Last week, Khalid Masood, a British-born convert to Islam with a long criminal record, plowed a vehicle into a crowd of pedestrians on London’s Westminster Bridge and then stabbed a policeman before being killed by other police. Unsurprisingly, the self-styled Islamic State claimed responsibility. Whether the group actually had any involvement with Masood was irrelevant, since his religious-tinged violence fit its narrative.

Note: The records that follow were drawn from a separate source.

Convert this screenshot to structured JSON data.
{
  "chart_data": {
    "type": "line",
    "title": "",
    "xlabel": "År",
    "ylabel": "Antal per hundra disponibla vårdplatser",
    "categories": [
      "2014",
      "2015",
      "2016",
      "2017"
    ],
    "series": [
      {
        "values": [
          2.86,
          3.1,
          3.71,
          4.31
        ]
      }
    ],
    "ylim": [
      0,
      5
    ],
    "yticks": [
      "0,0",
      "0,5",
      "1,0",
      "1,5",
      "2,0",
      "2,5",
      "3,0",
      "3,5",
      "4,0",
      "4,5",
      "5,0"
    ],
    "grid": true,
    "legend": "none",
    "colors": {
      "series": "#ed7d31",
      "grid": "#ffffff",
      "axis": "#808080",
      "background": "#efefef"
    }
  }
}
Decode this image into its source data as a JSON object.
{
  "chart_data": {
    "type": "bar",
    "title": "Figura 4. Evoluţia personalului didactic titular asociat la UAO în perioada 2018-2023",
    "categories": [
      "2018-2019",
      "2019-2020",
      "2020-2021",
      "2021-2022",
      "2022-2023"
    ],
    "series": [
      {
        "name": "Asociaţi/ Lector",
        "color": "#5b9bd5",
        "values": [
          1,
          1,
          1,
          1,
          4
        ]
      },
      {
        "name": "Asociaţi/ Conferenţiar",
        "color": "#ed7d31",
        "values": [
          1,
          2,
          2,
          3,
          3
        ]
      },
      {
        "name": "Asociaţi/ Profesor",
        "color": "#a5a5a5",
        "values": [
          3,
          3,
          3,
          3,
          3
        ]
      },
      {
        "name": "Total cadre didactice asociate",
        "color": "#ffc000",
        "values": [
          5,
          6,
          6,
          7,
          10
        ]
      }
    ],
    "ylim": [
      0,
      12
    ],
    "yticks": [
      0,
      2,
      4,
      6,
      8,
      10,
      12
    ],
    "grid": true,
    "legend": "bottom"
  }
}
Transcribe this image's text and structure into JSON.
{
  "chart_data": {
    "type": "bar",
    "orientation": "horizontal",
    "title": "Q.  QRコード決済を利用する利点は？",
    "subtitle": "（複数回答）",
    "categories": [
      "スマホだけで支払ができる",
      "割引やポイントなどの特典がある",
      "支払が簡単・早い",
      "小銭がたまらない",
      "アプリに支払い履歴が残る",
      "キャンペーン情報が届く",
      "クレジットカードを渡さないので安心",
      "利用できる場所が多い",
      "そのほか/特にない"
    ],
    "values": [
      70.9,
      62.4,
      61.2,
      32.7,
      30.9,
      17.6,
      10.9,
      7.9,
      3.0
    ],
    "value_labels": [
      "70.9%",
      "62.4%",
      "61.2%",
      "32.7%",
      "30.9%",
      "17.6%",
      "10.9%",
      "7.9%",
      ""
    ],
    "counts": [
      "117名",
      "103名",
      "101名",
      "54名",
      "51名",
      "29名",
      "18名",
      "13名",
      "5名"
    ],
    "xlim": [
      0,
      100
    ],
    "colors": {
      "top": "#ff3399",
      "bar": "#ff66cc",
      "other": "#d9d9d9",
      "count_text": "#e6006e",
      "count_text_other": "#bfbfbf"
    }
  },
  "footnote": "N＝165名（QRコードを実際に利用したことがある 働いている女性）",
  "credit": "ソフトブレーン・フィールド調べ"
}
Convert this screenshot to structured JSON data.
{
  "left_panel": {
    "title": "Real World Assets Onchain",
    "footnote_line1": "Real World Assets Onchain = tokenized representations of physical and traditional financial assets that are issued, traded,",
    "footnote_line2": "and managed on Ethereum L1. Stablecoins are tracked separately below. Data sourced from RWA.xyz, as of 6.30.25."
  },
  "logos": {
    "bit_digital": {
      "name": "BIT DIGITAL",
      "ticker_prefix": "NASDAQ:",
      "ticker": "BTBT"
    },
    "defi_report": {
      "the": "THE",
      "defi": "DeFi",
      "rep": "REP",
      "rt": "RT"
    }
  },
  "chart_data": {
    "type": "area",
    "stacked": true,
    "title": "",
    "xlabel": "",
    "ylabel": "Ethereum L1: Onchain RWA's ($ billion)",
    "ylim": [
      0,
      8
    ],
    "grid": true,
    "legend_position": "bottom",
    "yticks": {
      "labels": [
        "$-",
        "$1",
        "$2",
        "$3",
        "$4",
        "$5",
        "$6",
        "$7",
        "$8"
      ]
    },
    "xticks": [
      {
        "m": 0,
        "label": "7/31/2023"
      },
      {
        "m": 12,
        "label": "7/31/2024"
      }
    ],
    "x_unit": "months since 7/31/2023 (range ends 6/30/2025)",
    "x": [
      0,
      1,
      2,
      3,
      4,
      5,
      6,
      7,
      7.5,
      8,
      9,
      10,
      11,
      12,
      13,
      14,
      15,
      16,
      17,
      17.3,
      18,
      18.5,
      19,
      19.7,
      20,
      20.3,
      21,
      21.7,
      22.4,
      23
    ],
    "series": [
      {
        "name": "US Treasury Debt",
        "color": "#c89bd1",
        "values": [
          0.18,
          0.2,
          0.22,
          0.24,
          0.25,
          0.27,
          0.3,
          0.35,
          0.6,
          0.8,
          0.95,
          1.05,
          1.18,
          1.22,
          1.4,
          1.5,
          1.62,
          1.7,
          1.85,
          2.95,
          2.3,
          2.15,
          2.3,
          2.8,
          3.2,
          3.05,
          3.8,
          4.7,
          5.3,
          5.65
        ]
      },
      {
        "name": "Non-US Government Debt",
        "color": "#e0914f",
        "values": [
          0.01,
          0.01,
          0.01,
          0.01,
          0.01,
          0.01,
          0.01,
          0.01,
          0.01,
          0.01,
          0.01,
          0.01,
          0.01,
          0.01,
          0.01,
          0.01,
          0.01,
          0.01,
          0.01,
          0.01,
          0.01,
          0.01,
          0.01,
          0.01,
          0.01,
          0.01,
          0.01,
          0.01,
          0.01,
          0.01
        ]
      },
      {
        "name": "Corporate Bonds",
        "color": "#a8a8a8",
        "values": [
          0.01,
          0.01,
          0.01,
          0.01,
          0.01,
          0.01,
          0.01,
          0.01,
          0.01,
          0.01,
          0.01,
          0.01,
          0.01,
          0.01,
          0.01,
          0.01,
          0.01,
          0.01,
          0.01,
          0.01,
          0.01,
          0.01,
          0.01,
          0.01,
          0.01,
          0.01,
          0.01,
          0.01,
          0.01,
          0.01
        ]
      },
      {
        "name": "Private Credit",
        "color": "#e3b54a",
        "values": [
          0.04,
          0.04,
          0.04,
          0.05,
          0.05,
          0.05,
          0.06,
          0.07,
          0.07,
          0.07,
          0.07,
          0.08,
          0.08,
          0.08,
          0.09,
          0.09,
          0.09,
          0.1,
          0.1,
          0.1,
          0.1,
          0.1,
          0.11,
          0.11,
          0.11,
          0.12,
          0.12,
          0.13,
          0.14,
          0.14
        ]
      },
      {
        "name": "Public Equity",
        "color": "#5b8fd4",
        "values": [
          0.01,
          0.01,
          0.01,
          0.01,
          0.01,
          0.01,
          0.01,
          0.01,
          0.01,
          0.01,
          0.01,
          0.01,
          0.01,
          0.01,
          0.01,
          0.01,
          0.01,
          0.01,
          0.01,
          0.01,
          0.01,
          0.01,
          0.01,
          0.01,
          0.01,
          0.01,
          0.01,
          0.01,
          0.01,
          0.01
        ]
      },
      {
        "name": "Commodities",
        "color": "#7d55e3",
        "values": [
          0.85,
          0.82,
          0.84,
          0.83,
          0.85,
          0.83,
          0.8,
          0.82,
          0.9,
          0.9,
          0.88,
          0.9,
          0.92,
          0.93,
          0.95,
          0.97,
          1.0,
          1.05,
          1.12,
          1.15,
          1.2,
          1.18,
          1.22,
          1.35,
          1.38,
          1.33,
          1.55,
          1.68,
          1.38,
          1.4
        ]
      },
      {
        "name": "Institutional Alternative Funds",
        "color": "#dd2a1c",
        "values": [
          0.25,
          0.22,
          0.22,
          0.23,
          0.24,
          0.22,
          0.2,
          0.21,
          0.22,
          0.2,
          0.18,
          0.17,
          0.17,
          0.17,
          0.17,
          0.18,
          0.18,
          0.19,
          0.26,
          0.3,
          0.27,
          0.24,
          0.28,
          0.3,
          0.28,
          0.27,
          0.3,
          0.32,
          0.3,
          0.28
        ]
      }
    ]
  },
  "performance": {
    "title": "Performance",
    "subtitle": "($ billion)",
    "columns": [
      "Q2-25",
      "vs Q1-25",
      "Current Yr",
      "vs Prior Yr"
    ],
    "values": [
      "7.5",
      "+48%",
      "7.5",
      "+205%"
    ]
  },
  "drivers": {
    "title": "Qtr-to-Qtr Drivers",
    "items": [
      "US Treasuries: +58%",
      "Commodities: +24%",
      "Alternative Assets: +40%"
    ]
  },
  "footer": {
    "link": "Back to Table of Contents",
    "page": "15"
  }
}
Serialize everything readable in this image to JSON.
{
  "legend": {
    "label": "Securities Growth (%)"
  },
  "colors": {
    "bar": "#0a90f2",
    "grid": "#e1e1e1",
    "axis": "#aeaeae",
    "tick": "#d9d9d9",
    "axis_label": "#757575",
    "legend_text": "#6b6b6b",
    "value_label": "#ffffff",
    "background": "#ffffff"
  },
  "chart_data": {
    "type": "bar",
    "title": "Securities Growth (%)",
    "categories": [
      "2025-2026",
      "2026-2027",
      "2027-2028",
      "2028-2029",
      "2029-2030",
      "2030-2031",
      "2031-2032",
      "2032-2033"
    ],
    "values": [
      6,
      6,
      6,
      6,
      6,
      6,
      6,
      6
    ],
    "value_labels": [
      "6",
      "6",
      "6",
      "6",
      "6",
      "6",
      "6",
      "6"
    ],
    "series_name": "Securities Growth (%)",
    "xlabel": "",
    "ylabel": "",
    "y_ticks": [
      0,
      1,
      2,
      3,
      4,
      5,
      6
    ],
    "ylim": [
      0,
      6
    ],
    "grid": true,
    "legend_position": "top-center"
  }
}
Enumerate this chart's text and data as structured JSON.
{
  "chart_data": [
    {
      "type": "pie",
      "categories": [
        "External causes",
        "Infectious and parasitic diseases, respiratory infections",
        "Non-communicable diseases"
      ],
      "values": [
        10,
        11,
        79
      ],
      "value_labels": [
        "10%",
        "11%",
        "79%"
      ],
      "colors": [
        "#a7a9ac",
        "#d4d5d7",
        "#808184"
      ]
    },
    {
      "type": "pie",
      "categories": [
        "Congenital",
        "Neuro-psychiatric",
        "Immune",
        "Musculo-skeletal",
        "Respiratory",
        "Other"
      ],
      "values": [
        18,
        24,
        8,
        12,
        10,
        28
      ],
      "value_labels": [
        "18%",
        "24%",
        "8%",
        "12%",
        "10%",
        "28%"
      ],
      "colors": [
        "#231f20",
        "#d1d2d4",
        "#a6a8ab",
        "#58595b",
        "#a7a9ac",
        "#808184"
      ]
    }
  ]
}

As usual the America media was flooded with commentators asserting that the London attack once again demonstrated that violent jihadism is not a distortion of Islam but its true essence. The Westminster attack, they claimed, was just one more battle in a 1,000-year war as Muslims attempt to impose their beliefs on the West. “The war is real,” senior presidential adviser Sebastian Gorka said on Fox News. The comments by Gorka and others who share his perspective demonstrate the influence of what can be called “counter-jihadi extremism” in today’s political landscape.
While counter-jihadi extremism arose out of the 9/11 attacks, its intellectual and psychological roots lie in the Cold War. Before then, Americans mostly directed their attention and energy inward. External threats were seen as a distraction from the more serious work of building the nation. Everything changed with the advent of the Cold War. The Soviet threat demanded sustained mobilization, extensive defense spending and never-ending vigilance. By the time the Soviet Union collapsed, a threat-focused strategic culture had been ingrained in the American collective psyche.